Entra enero. Con pitos y la bulla que hacemos para marcar algo supuestamente nuevo. Realizamos los rituales convenidos según todas las culturas que siguen calendarios. No nos acordamos que realmente no es el 2019. No recordamos siquiera que el año es una convención más. Que el mes, también. La semana, el día, la hora, el minuto y el segundo. Medidas que diseñamos los humanos para sentir control.
Más no controlamos nada. De pronto algunas cosillas a nuestro alrededor. Todo se desordena siempre. Hay algo que escapa, que se excede. Entonces oramos, entonces deseamos, entonces prometemos, entonces esperamos. Entonces aceptamos que el destino, la Moira, Dios, la naturaleza, lo que sea, manda.
Se piensa que el ser humano en parte es eso, humano, porque planea. Porque puede imaginar. Porque puede proyectar y ver cosas más allá del presente. Se piensa eso, pero no lo sabemos hasta que podamos leer los pensamientos de los animales o entender sus diversos lenguajes. Por algo Antropoceno es lo que llaman en inglés, una buzzword, una palabra que está de moda, que suena cada vez más.
Para no echarles “paja”, les cito directo de Wikipedia: “El Antropoceno (de griego anthropos, ‘ser humano’, y kainos, ‘nuevo’) es la época geológica propuesta por parte de la comunidad científica para suceder o remplazar al denominado Holoceno, la época actual del período Cuaternario, debido al significativo impacto global que las actividades humanas han tenido sobre los ecosistemas terrestres…”.
El tiempo no existe. Nosotros hasta inventamos los períodos geológicos. El tiempo sigue siendo un misterio hasta para los físicos. El tiempo es la materia de la poesía, de la imaginación, es un constructo humano. Por ello lo controlamos. Y entonces nos ponemos citas, horas de labor, un día lo subdividimos de acuerdo con lo que debemos hacer para que rinda. Pero la Tierra sigue girando y nosotros en ella, giramos, sin recordarlo porque a lo mejor nos daría mareo.
Planeamos viajes, pagamos por adelantado actividades, hacemos hojas de vida, nos proyectamos infinitamente para olvidar que nuestro tiempo se acaba. Una vez que lleguemos a ese final infinitamente desconocido e inimaginable ya no habrá tiempo para nosotros. El individuo termina y la vida sigue en otros, en otras partes y uno sin tiempo.
Entonces prendemos fuego a la noche, iluminamos los deseos, damos besos de bienvenida de un nuevo año y deseamos felicidad, una vez más, agradeciendo seguir presentes en un tiempo que ni siquiera entendemos. Llegan las propuestas contra el tiempo que se acaba. Vienen los propósitos.

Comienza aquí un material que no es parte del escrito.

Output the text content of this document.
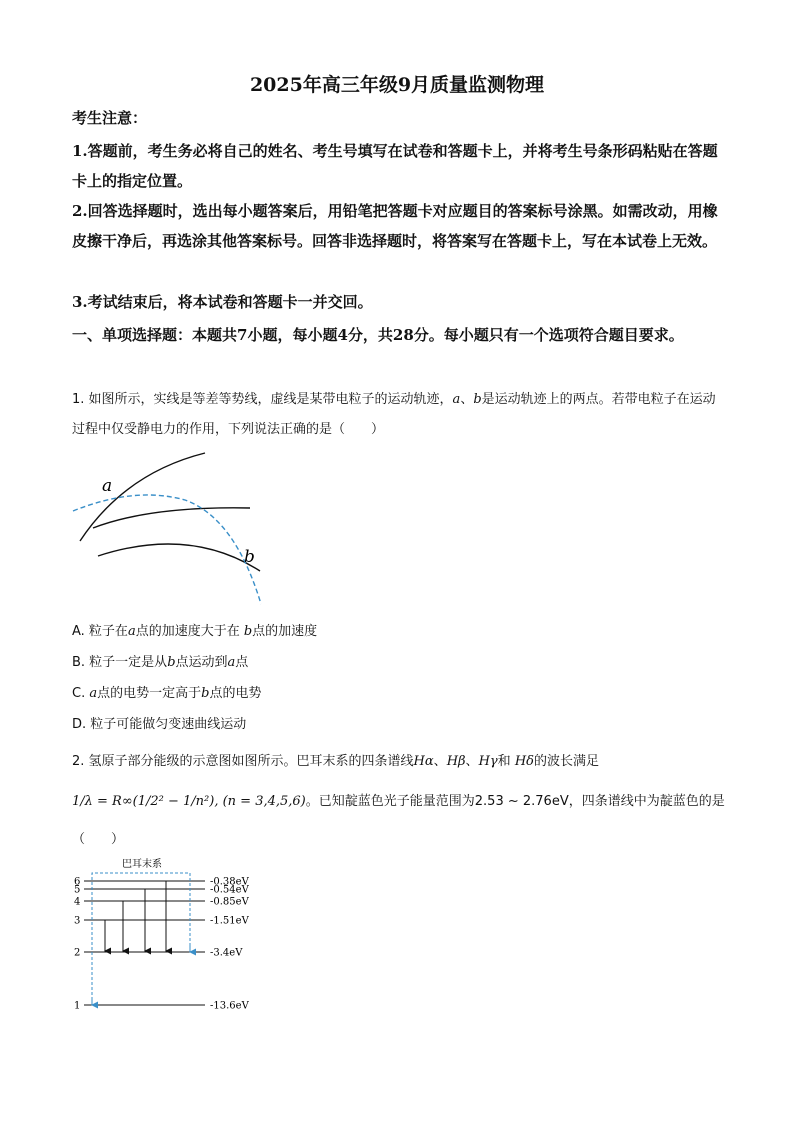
2025年高三年级9月质量监测物理
考生注意：
1.答题前，考生务必将自己的姓名、考生号填写在试卷和答题卡上，并将考生号条形码粘贴在答题卡上的指定位置。
2.回答选择题时，选出每小题答案后，用铅笔把答题卡对应题目的答案标号涂黑。如需改动，用橡皮擦干净后，再选涂其他答案标号。回答非选择题时，将答案写在答题卡上，写在本试卷上无效。
3.考试结束后，将本试卷和答题卡一并交回。
一、单项选择题：本题共7小题，每小题4分，共28分。每小题只有一个选项符合题目要求。
1. 如图所示，实线是等差等势线，虚线是某带电粒子的运动轨迹，a、b是运动轨迹上的两点。若带电粒子在运动过程中仅受静电力的作用，下列说法正确的是（　　）
a
b
A. 粒子在a点的加速度大于在 b点的加速度
B. 粒子一定是从b点运动到a点
C. a点的电势一定高于b点的电势
D. 粒子可能做匀变速曲线运动
2. 氢原子部分能级的示意图如图所示。巴耳末系的四条谱线Hα、Hβ、Hγ和 Hδ的波长满足
1/λ = R∞(1/2² − 1/n²), (n = 3,4,5,6)。已知靛蓝色光子能量范围为2.53 ~ 2.76eV，四条谱线中为靛蓝色的是
（　　）
巴耳末系
6	-0.38eV
5	-0.54eV
4	-0.85eV
3	-1.51eV
2	-3.4eV
1	-13.6eV
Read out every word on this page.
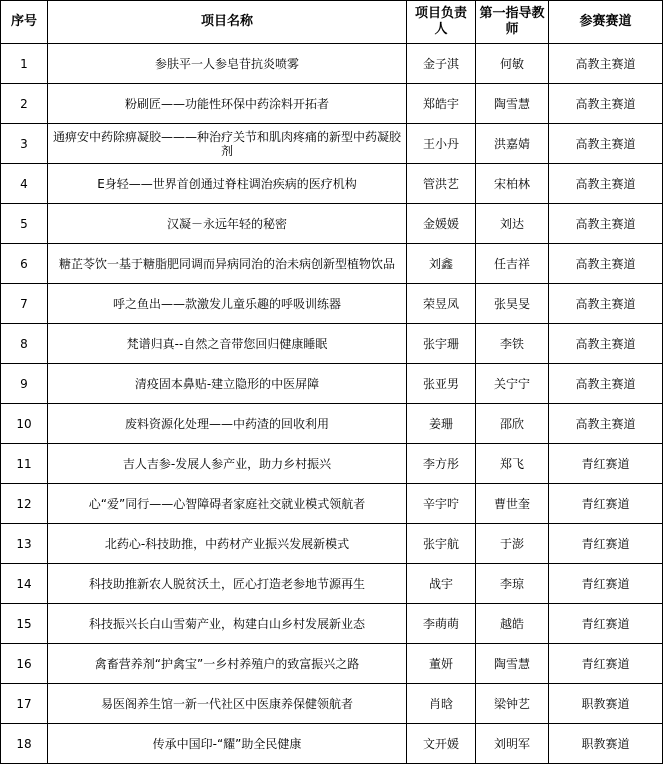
序号	项目名称	项目负责人	第一指导教师	参赛赛道
1	参肤平一人参皂苷抗炎喷雾	金子淇	何敏	高教主赛道
2	粉刷匠——功能性环保中药涂料开拓者	郑皓宇	陶雪慧	高教主赛道
3	通痹安中药除痹凝胶———种治疗关节和肌肉疼痛的新型中药凝胶剂	王小丹	洪嘉婧	高教主赛道
4	E身轻——世界首创通过脊柱调治疾病的医疗机构	管洪艺	宋柏林	高教主赛道
5	汉凝－永远年轻的秘密	金媛媛	刘达	高教主赛道
6	糖芷苓饮一基于糖脂肥同调而异病同治的治未病创新型植物饮品	刘鑫	任吉祥	高教主赛道
7	呼之鱼出——款激发儿童乐趣的呼吸训练器	荣昱凤	张昊旻	高教主赛道
8	梵谱归真--自然之音带您回归健康睡眠	张宇珊	李铁	高教主赛道
9	清疫固本鼻贴-建立隐形的中医屏障	张亚男	关宁宁	高教主赛道
10	废料资源化处理——中药渣的回收利用	姜珊	邵欣	高教主赛道
11	吉人吉参-发展人参产业，助力乡村振兴	李方彤	郑飞	青红赛道
12	心“爱”同行——心智障碍者家庭社交就业模式领航者	辛宇咛	曹世奎	青红赛道
13	北药心-科技助推，中药材产业振兴发展新模式	张宇航	于澎	青红赛道
14	科技助推新农人脱贫沃土，匠心打造老参地节源再生	战宇	李琼	青红赛道
15	科技振兴长白山雪菊产业，构建白山乡村发展新业态	李萌萌	越皓	青红赛道
16	禽畜营养剂“护禽宝”一乡村养殖户的致富振兴之路	董妍	陶雪慧	青红赛道
17	易医阁养生馆一新一代社区中医康养保健领航者	肖晗	梁钟艺	职教赛道
18	传承中国印-“耀”助全民健康	文开媛	刘明军	职教赛道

Estrenamos para recibir el año nuevo y repetimos actos supersticiosos, a pesar de estar en pleno siglo XXI, uno lleno de perendengues tecnológicos que nos deberían hacer sentir magos, dioses. Pero el siglo tampoco es el XXI. Es otra construcción que nos ayuda a medir lo no medible y a seguir viviendo, porque sin esperanza y sin cambios y sin cosas nuevas, la vida no tendría objetivo. Y acabaríamos con nuestro tiempo.